SA MAJESTÉ LA REINE,

intimée,

et

SIMON BUMA,

tiers.

[TRADUCTION FRANÇAISE OFFICIELLE]

Appel entendu le 1er novembre 2004, à Ottawa, Canada

Devant : L'honorable juge G. Sheridan

Comparutions :

Avocate de l'appelante :

Me Hélène Desormeau

Avocate de l'intimée :

Me Joanna Hill

Pour le tiers :

Simon Buma

JUGEMENT

          L'appel de la nouvelle détermination faite par le ministre du Revenu national à l'égard des années de base 2000 et 2001 est accueilli et l'affaire est renvoyée au ministre du Revenu national pour qu'il effectue une nouvelle détermination en fonction de ce qui suit :

1) l'appelante, Carol Buma, était le « particulier admissible » pour les mois de mai et juin 2002;

2) le tiers, Simon Buma, était le « particulier admissible » pour les mois de juillet, août, septembre et octobre 2002.
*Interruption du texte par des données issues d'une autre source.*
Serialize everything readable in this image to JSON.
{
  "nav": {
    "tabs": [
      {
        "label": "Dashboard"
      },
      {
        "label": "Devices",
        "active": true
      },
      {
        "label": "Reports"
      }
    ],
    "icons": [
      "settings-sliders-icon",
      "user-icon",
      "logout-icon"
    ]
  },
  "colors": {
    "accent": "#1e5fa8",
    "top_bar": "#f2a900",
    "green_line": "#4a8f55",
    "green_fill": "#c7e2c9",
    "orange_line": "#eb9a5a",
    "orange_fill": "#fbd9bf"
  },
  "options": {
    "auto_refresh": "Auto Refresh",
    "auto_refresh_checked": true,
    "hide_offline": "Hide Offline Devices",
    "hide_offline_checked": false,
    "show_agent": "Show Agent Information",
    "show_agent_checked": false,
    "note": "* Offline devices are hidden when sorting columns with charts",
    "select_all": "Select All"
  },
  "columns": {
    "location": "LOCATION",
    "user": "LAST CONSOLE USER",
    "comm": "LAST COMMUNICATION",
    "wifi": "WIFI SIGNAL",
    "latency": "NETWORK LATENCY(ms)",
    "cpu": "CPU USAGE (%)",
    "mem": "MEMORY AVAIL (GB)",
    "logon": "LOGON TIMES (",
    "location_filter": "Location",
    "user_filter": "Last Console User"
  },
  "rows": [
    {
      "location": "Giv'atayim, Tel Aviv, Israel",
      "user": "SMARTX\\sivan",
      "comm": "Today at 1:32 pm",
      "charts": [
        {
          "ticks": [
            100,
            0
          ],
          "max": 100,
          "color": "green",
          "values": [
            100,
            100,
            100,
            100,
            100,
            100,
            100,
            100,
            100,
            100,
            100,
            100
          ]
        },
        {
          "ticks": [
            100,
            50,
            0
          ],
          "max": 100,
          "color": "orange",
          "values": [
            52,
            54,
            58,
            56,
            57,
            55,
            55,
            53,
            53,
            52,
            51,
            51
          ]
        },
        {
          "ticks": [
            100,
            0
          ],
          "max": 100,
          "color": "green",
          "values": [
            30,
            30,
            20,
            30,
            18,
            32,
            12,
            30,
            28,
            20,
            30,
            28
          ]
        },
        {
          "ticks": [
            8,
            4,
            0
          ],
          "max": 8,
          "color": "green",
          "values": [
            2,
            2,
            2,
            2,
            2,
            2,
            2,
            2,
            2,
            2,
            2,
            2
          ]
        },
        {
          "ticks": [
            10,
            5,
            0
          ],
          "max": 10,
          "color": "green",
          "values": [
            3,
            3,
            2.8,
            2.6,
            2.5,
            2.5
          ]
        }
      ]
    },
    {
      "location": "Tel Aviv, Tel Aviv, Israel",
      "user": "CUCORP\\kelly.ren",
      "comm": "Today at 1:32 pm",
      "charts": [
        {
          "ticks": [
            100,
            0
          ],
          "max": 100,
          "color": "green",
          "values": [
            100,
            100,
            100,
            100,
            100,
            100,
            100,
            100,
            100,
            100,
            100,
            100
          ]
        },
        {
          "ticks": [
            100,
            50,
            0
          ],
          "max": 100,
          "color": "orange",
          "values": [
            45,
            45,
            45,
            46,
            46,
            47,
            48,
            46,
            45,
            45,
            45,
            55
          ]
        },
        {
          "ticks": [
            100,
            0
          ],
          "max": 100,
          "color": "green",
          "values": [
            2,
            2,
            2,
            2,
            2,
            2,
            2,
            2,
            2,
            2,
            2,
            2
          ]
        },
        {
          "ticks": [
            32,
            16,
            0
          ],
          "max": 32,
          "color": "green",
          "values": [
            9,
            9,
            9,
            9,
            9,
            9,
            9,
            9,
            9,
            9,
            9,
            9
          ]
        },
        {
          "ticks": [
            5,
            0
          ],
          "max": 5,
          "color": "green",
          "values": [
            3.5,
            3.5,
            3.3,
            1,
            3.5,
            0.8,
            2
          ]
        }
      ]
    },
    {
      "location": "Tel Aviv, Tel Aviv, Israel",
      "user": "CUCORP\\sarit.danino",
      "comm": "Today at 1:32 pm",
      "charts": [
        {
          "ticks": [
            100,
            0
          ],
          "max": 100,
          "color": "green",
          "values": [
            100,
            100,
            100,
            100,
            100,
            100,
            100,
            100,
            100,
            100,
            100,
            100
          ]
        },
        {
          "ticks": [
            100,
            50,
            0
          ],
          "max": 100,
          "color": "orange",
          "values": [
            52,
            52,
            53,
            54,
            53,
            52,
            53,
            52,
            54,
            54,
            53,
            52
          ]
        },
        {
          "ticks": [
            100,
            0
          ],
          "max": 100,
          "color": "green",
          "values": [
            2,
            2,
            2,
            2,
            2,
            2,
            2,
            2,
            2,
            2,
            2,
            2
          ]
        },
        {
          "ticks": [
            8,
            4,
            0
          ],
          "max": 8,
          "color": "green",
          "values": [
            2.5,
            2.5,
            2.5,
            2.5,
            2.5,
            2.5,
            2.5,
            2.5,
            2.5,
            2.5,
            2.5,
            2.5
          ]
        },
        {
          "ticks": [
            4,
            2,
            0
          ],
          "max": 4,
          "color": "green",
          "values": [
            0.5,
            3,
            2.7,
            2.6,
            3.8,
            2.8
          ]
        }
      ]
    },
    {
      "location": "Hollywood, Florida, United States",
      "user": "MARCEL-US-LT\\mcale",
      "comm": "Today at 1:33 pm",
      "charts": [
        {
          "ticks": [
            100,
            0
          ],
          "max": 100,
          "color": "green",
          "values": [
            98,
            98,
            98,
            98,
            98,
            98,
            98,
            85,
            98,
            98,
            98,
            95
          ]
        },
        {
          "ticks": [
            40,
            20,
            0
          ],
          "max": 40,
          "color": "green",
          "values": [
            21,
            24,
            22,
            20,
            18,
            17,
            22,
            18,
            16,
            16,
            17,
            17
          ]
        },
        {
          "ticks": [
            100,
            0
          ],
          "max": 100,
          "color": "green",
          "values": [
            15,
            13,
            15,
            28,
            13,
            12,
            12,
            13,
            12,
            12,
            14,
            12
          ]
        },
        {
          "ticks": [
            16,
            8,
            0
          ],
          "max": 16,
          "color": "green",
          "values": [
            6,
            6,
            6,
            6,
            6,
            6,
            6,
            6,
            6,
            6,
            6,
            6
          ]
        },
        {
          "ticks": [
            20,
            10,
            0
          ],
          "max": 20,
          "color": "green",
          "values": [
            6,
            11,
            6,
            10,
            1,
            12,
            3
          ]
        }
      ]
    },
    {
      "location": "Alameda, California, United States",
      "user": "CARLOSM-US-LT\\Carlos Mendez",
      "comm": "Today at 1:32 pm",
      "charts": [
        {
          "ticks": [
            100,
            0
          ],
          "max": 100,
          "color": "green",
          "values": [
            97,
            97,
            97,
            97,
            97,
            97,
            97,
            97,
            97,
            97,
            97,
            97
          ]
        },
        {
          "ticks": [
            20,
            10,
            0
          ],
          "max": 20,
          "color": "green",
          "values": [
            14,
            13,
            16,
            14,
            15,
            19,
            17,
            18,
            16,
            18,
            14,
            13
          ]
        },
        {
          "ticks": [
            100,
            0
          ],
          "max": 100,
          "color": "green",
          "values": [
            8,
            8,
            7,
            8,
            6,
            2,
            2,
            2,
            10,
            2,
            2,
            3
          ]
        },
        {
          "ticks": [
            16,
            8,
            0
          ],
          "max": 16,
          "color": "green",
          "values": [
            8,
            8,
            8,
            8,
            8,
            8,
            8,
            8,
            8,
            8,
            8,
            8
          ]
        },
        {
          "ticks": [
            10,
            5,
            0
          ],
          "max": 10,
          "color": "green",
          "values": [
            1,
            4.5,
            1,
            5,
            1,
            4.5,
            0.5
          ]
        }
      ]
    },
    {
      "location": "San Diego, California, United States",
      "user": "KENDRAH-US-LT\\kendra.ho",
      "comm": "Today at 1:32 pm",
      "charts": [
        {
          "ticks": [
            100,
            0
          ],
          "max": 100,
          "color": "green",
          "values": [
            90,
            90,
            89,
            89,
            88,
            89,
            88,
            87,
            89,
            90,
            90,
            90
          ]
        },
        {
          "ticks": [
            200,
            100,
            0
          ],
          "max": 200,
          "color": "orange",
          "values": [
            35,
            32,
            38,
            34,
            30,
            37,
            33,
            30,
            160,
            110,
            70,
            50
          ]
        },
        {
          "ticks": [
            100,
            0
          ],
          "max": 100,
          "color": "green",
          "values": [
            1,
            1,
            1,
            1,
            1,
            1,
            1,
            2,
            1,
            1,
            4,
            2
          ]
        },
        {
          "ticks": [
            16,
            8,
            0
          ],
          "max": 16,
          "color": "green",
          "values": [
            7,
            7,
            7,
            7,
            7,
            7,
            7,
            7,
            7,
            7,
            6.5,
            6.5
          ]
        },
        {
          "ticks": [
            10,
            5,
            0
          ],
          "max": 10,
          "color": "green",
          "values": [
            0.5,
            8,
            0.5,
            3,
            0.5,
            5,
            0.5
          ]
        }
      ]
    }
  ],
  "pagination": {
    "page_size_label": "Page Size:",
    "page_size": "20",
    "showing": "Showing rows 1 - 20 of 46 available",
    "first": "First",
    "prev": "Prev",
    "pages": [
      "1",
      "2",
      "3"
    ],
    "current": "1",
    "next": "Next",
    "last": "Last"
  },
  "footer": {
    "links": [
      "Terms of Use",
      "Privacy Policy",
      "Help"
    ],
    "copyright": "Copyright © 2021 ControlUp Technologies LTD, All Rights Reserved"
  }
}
Signé à Ottawa, Canada, ce 9e jour de décembre 2004.

« G. Sheridan »

Juge Sheridan

Traduction certifiée conforme

ce 20e jour de juin 2005.

Hélène Tremblay, traductrice


Référence : 2004CCI808

Date : 20041209

Dossier : 2004-720(IT)I

ENTRE :

CAROL BUMA,

appelante,

et

SA MAJESTÉ LA REINE,

intimée,

et

SIMON BUMA,

intervenant.

[TRADUCTION FRANÇAISE OFFICIELLE]

MOTIFS DU JUGEMENT

La juge Sheridan

[1]      L'appelante, Carol Buma, interjette appel de la nouvelle détermination faite par le ministre du Revenu national selon laquelle, pour les années de base 2000 et 2001, elle n'était pas le « particulier admissible » au sens de l'article 122.6 de la Loi de l'impôt sur le revenu et, par conséquent, elle n'avait pas droit à la prestation fiscale pour enfants. L'ex-époux de Mme Buma, Simon Buma, est ajouté ici comme tiers en application de l'article 174 de la Loi de l'impôt sur le revenu. Ce dernier appuie la position du ministre selon laquelle il était le « particulier admissible » pour la période en question. Au début de l'audience, les deux parties ont convenu que seule la période d'avril à octobre 2002 était remise en question dans cet appel.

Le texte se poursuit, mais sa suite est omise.